Seguindo protocolos sanitários contra o novo coronavírus, estudantes comemoram retorno após dez meses de ensino remoto por causa da pandemia

Iolanda Paz, O Estado de S. Paulo

02 de fevereiro de 2021 | 16h45

A Prefeitura de São Paulo autorizou, a partir do dia 1º de fevereiro, a volta às aulas presenciais nas escolas particulares da cidade, da educação infantil ao ensino médio. No Colégio Rio Branco, em Higienópolis, os protocolos sanitários adotados contra a covid-19 foram recomendados pelo Hospital Sírio Libanês. Dentre eles, termômetros na entrada, sinalizações para garantir distanciamento social e álcool em gel nos corredores. Ao Estadão, alunos do 1º ano do Ensino Médio contaram que ficaram felizes com a volta, depois de dez meses de ensino remoto por causa da pandemia.

Na rede estadual, o retorno está previsto para a próxima segunda-feira, dia 8; na rede municipal, para 15 de fevereiro.
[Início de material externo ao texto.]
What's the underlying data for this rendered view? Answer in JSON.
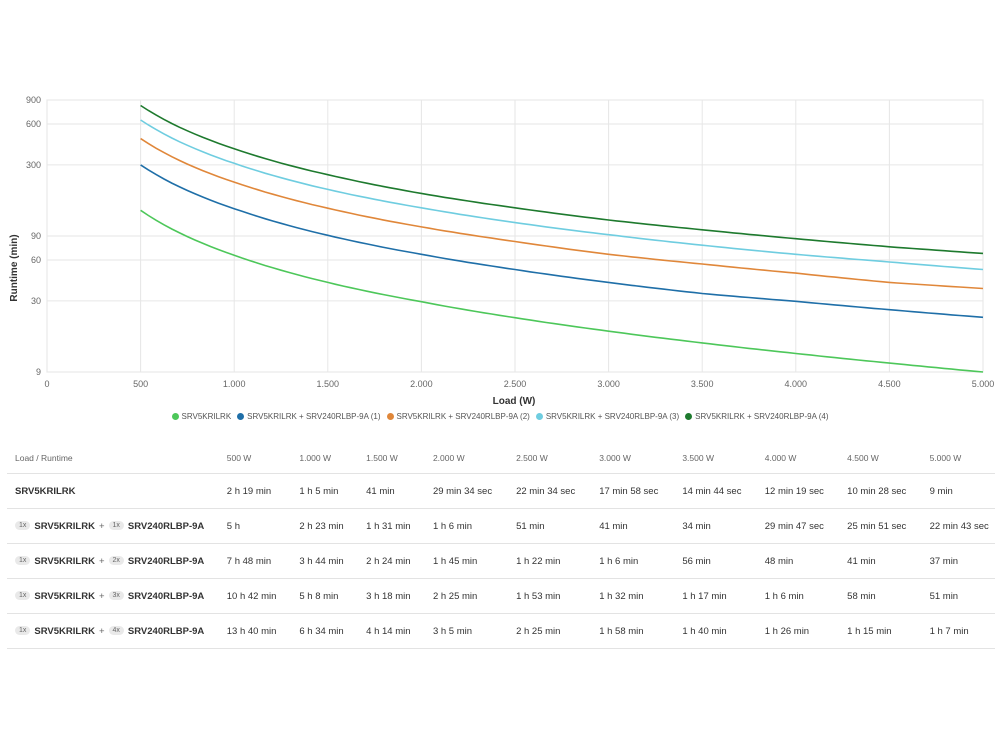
{
  "chart_data": {
    "type": "line",
    "xlabel": "Load (W)",
    "ylabel": "Runtime (min)",
    "xlim": [
      0,
      5000
    ],
    "ylim": [
      9,
      900
    ],
    "y_scale": "log",
    "grid": true,
    "legend_position": "bottom",
    "x_ticks": [
      0,
      500,
      1000,
      1500,
      2000,
      2500,
      3000,
      3500,
      4000,
      4500,
      5000
    ],
    "x_tick_labels": [
      "0",
      "500",
      "1.000",
      "1.500",
      "2.000",
      "2.500",
      "3.000",
      "3.500",
      "4.000",
      "4.500",
      "5.000"
    ],
    "y_ticks": [
      9,
      30,
      60,
      90,
      300,
      600,
      900
    ],
    "y_tick_labels": [
      "9",
      "30",
      "60",
      "90",
      "300",
      "600",
      "900"
    ],
    "x": [
      500,
      1000,
      1500,
      2000,
      2500,
      3000,
      3500,
      4000,
      4500,
      5000
    ],
    "series": [
      {
        "name": "SRV5KRILRK",
        "color": "#4dc75a",
        "values": [
          139,
          65,
          41,
          29.57,
          22.57,
          17.97,
          14.73,
          12.32,
          10.47,
          9
        ]
      },
      {
        "name": "SRV5KRILRK + SRV240RLBP-9A (1)",
        "color": "#1f6fa8",
        "values": [
          300,
          143,
          91,
          66,
          51,
          41,
          34,
          29.78,
          25.85,
          22.72
        ]
      },
      {
        "name": "SRV5KRILRK + SRV240RLBP-9A (2)",
        "color": "#e0873a",
        "values": [
          468,
          224,
          144,
          105,
          82,
          66,
          56,
          48,
          41,
          37
        ]
      },
      {
        "name": "SRV5KRILRK + SRV240RLBP-9A (3)",
        "color": "#6fcde0",
        "values": [
          642,
          308,
          198,
          145,
          113,
          92,
          77,
          66,
          58,
          51
        ]
      },
      {
        "name": "SRV5KRILRK + SRV240RLBP-9A (4)",
        "color": "#1e7a2e",
        "values": [
          820,
          394,
          254,
          185,
          145,
          118,
          100,
          86,
          75,
          67
        ]
      }
    ]
  },
  "table": {
    "header_label": "Load / Runtime",
    "columns": [
      "500 W",
      "1.000 W",
      "1.500 W",
      "2.000 W",
      "2.500 W",
      "3.000 W",
      "3.500 W",
      "4.000 W",
      "4.500 W",
      "5.000 W"
    ],
    "rows": [
      {
        "qty1": "",
        "name1": "SRV5KRILRK",
        "plus": "",
        "qty2": "",
        "name2": "",
        "cells": [
          "2 h 19 min",
          "1 h 5 min",
          "41 min",
          "29 min 34 sec",
          "22 min 34 sec",
          "17 min 58 sec",
          "14 min 44 sec",
          "12 min 19 sec",
          "10 min 28 sec",
          "9 min"
        ]
      },
      {
        "qty1": "1x",
        "name1": "SRV5KRILRK",
        "plus": "+",
        "qty2": "1x",
        "name2": "SRV240RLBP-9A",
        "cells": [
          "5 h",
          "2 h 23 min",
          "1 h 31 min",
          "1 h 6 min",
          "51 min",
          "41 min",
          "34 min",
          "29 min 47 sec",
          "25 min 51 sec",
          "22 min 43 sec"
        ]
      },
      {
        "qty1": "1x",
        "name1": "SRV5KRILRK",
        "plus": "+",
        "qty2": "2x",
        "name2": "SRV240RLBP-9A",
        "cells": [
          "7 h 48 min",
          "3 h 44 min",
          "2 h 24 min",
          "1 h 45 min",
          "1 h 22 min",
          "1 h 6 min",
          "56 min",
          "48 min",
          "41 min",
          "37 min"
        ]
      },
      {
        "qty1": "1x",
        "name1": "SRV5KRILRK",
        "plus": "+",
        "qty2": "3x",
        "name2": "SRV240RLBP-9A",
        "cells": [
          "10 h 42 min",
          "5 h 8 min",
          "3 h 18 min",
          "2 h 25 min",
          "1 h 53 min",
          "1 h 32 min",
          "1 h 17 min",
          "1 h 6 min",
          "58 min",
          "51 min"
        ]
      },
      {
        "qty1": "1x",
        "name1": "SRV5KRILRK",
        "plus": "+",
        "qty2": "4x",
        "name2": "SRV240RLBP-9A",
        "cells": [
          "13 h 40 min",
          "6 h 34 min",
          "4 h 14 min",
          "3 h 5 min",
          "2 h 25 min",
          "1 h 58 min",
          "1 h 40 min",
          "1 h 26 min",
          "1 h 15 min",
          "1 h 7 min"
        ]
      }
    ]
  }
}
Pela determinação do governo João Doria (PSDB), nas fases vermelha e laranja do plano de flexibilização da quarentena, as escolas podem funcionar com apenas 35% dos estudantes. Na fase amarela, os colégios vão poder funcionar com 70% da sua capacidade; e na fase verde, com 100% dos seus alunos.

Para as escolas particulares, o retorno presencial é opcional, independentemente da fase em que estiver o Estado, mas o ensino remoto precisa continuar sendo oferecido. Segundo Esther Carvalho, diretora-geral do Colégio Rio Branco, cerca de 75% dos pais optaram pela volta às aulas presenciais neste primeiro momento.